= Implementation research =

Evidence-based policy and practice

Implementation research is the systematic study of methods that support the application of research findings and other evidence-based knowledge into policy and practice. It aims to understand the most effective pathways from research to practical application, particularly in areas such as health, education, psychology and management. Intervention research, also known as intervention science, evaluates how various interventions or approaches are adopted and applied in "real world" settings in order to establish an understanding of their effectiveness in different contexts.

==Public health==

In the context of public health, the World Health Organization (WHO) describes implementation research as a form of research which "addresses implementation bottlenecks, identifies optimal approaches for a particular setting, and promotes the uptake of research findings: ultimately, it leads to improved health care and its delivery." The WHO identifies four notable characteristics of implementation research: it is systematic, multidisciplinary, contextual, and complex. More broadly, implementation research has been defined as "the scientific inquiry into questions concerning implementation – the act of carrying an intention into effect, which in health research can be policies, programmes, or individual practices (collectively called interventions)." To guide, understand, and evaluate the implementation of these interventions in a systematic way, public health researchers often draw on theoretical frameworks.

A range of qualitative and quantitative research methods are used in implementation research in health. Some methods have been developed specifically for the purpose of implementation research. These are pragmatic trials, participatory action research, effectiveness-implementation hybrid trials and quality improvement studies. A 2018 review of study designs in implementation research found that randomized designs, like cluster RCTs, were used 77% of the time, and 61% of studies included both quantitative and qualitative methods.

A working group of researchers in public health has proposed a standard for reporting implementation studies (StaRI) in public health.

==Education==
As with wider social and human science-related fields, education and learning, involve many personal, social and environmental factors that could influence the outcomes of educational processes and student learning.
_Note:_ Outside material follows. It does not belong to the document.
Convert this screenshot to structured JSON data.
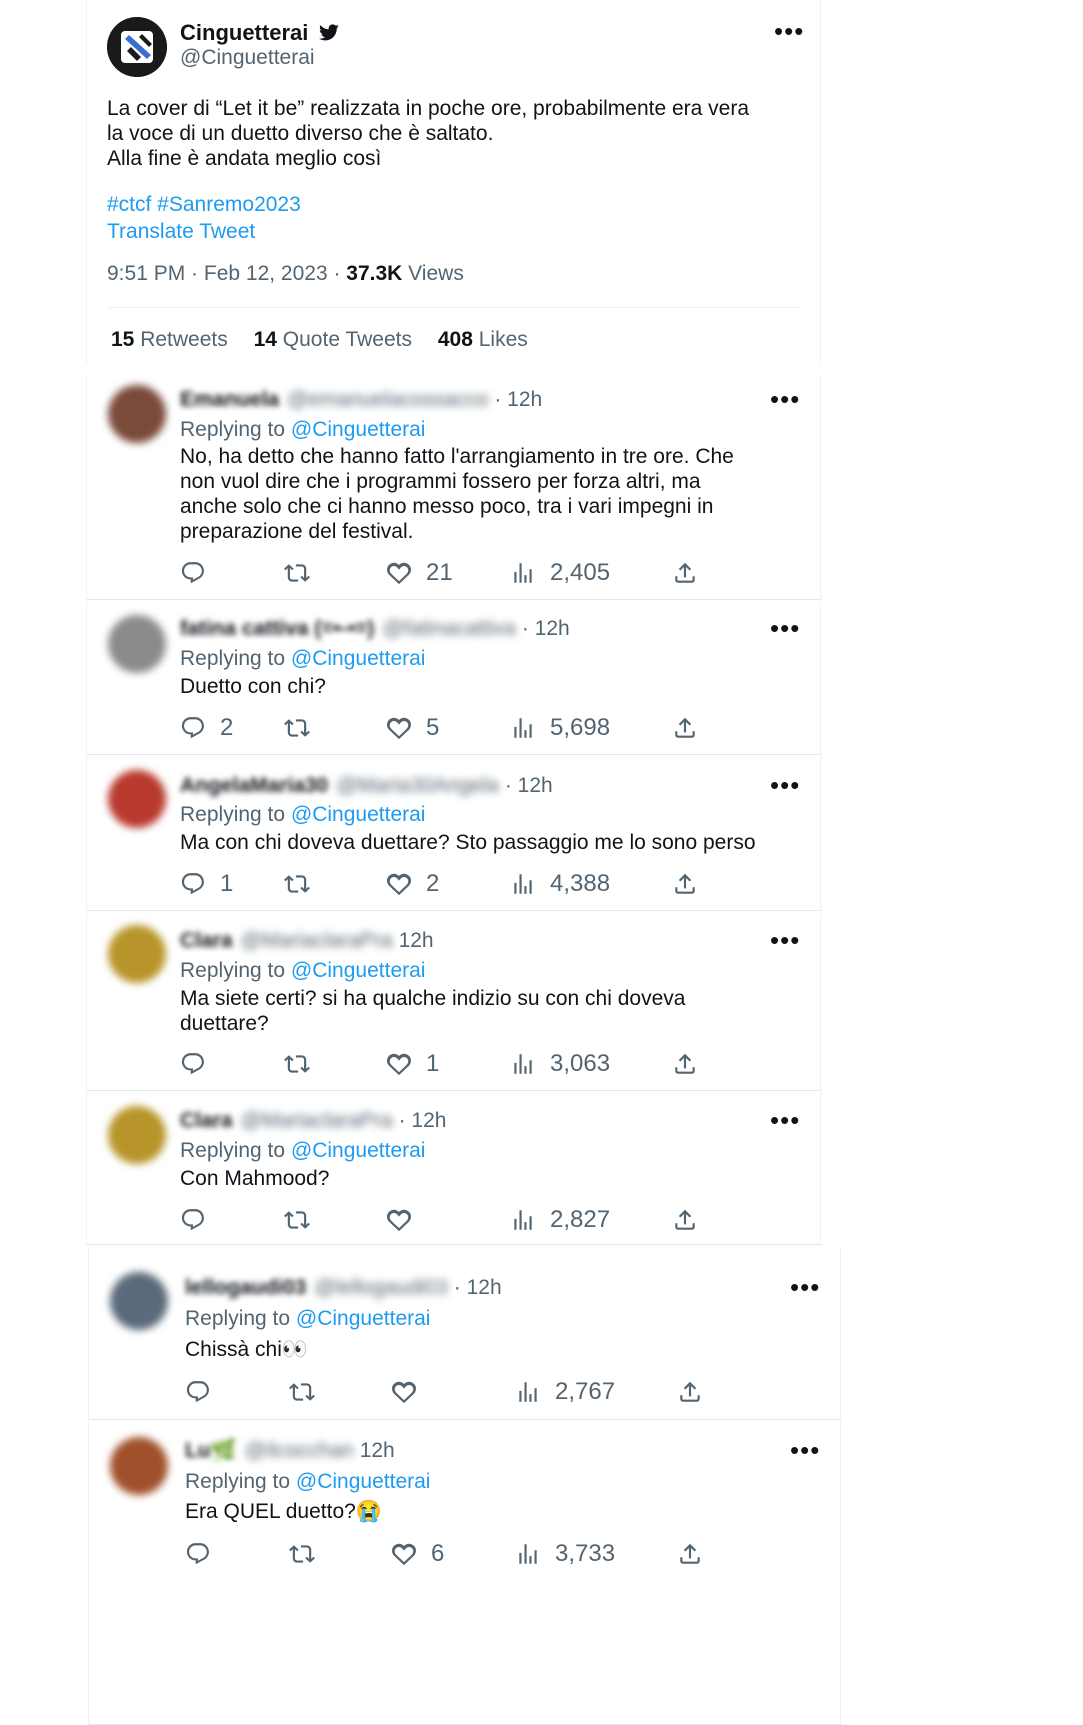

As a consequence, controlled experiments widely used in educational research at times are hard to reproduce and it is difficult to disseminate their results in real-life setting. As a way to address such problems, in the 20th century a range of methodologies that study real-life learning processes were developed. Among these can be counted lesson study, action research (when applied to education and learning) and phenomenography. More recently more structured methodologies that apply iterative changes to a learning process have been developed, notably design-based research.